New York tries to atone for drug laws that disproportionately hit Black and Latino people

ITV News Correspondent Rebecca Barry meets New Yorkers who were once jailed for selling cannabis but are now licensed to sell it

One of the first things that hits you as you walk through the streets of Manhattan is the smell: cannabis, it’s everywhere.

But New York is far from the first US state to legalise the recreational use of marijuana.

What’s striking about the legislation here is the belief that a drug, once seen as a social evil, can now be a means for social good - that it can right past wrongs.

On Bleeker Street in Greenwich Village, I visit a small, but hugely significant shop.

It's owned by Roland Conner, the first person with a criminal conviction for cannabis to open a licensed cannabis shop in New York. 
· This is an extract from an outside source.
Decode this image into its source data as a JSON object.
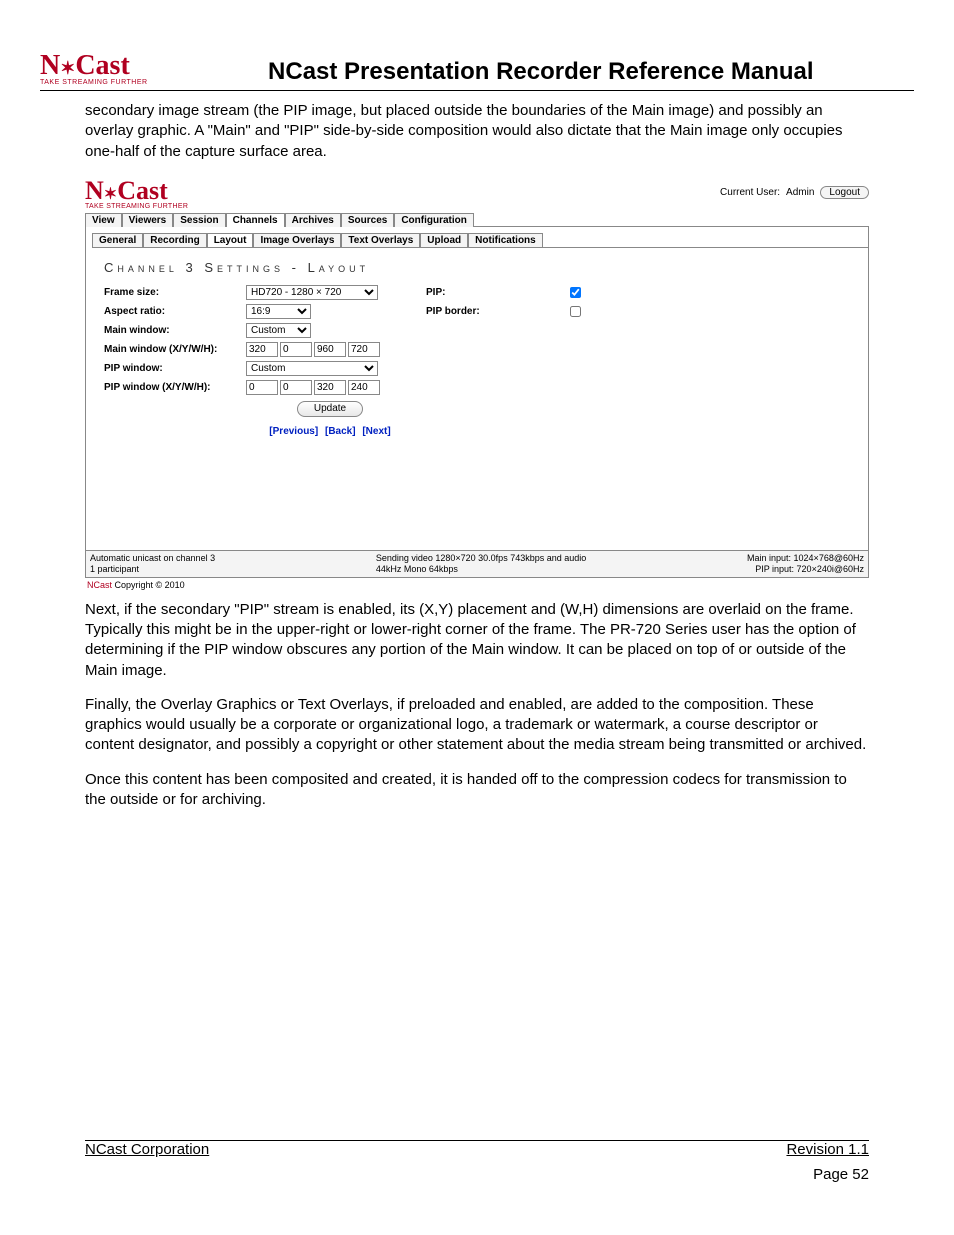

Roland Conner, the first person with a criminal conviction for cannabis to open a licensed cannabis shop in New York. Credit: ITV News

When he was younger the state arrested and imprisoned him for selling marijuana – now it’s encouraging him to do just that. 

Roland tells me: “When you get locked-up you carry the stigma of a convict. You can't really shake that. It makes it hard to get a job.”

To help redress the racial injustice of past prosecutions, those convicted of cannabis offences are now being given a head-start in New York’s legal industry, prioritised for shop licences.

“You want some type of justice" says Roland. "It’s a beautiful thing when the city or the government can come together to fix past wrongs.”

President Richard Nixon launched his 'War on Drugs' in 1971 Credit: ITV News

In 1971, President Richard Nixon declared a “war on drugs”. New York was the first state to impose tough penalties for cannabis possession.

But over the decades, it disproportionately criminalised poor, mostly black and minority ethnic neighbourhoods. 

Black people in New York were 15 times more likely to get arrested for cannabis than white people over the last 30 years; Latinos were eight times more likely.

In the neighbourhood of Washington Heights, James Adames shows me where he grew up.

It was a childhood punctuated by police encounters, his first arrest for cannabis possession when he was just 16. Every sidewalk or alleyway triggers a memory.

“Across the street there was the first time I was arrested for marijuana. The police jumped out of their vehicle, put a gun in my face, stopped and frisked me.”

James Adames who was sentenced to six months at the notorious Rikers Island prison now has a license to sell cannabis. Credit: ITV News

He shows me the fifth floor apartment, where his mother, Anna, still lives.

As they look through photographs, she begins to cry.

In his 20s James was sentenced to six months at the notorious Rikers Island prison. 

But now there’s a sense of redemption for his tearful mum. Last month, he was awarded a licence for a cannabis dispensary and hopes to open his shop soon. 

“I feel liberated. Like a huge pain was lifted off my shoulders. It’s like I'm being reimbursed in life - like getting a second shot at life.”

James Adames with his mum Anna Credit: ITV News

Cannabis is big business, potentially worth more than a billion dollars a year in New York City. 

And 40% of the tax of revenues are set to be reinvested in neighbourhoods that have been disproportionately harmed by past drugs laws. 

Places like the Bronx, where I meet the woman leading this landmark legislation. 

Dasheeda Dawson grew up in east New York, witnessing the impact of the war on drugs and, like many, she still feels traumatised.

“I still have PTSD from it. I talk a lot about the trauma and the need to start the healing process, and legalisation is the start of that.”

After a corporate career, she says returning to her home city for this project feels like “a full circle moment.”

“I want us to be the number one global hub. I think we can because New York City is that for so many other things, fashion, money - why not cannabis?”

But there are currently only two licensed cannabis shops in the city. Yet hundreds of unlicensed ones, I saw them everywhere I went.

Some might feel this undermines the city’s goal of creating a tax-generating industry and, therefore, it’s ambition to atone for the past.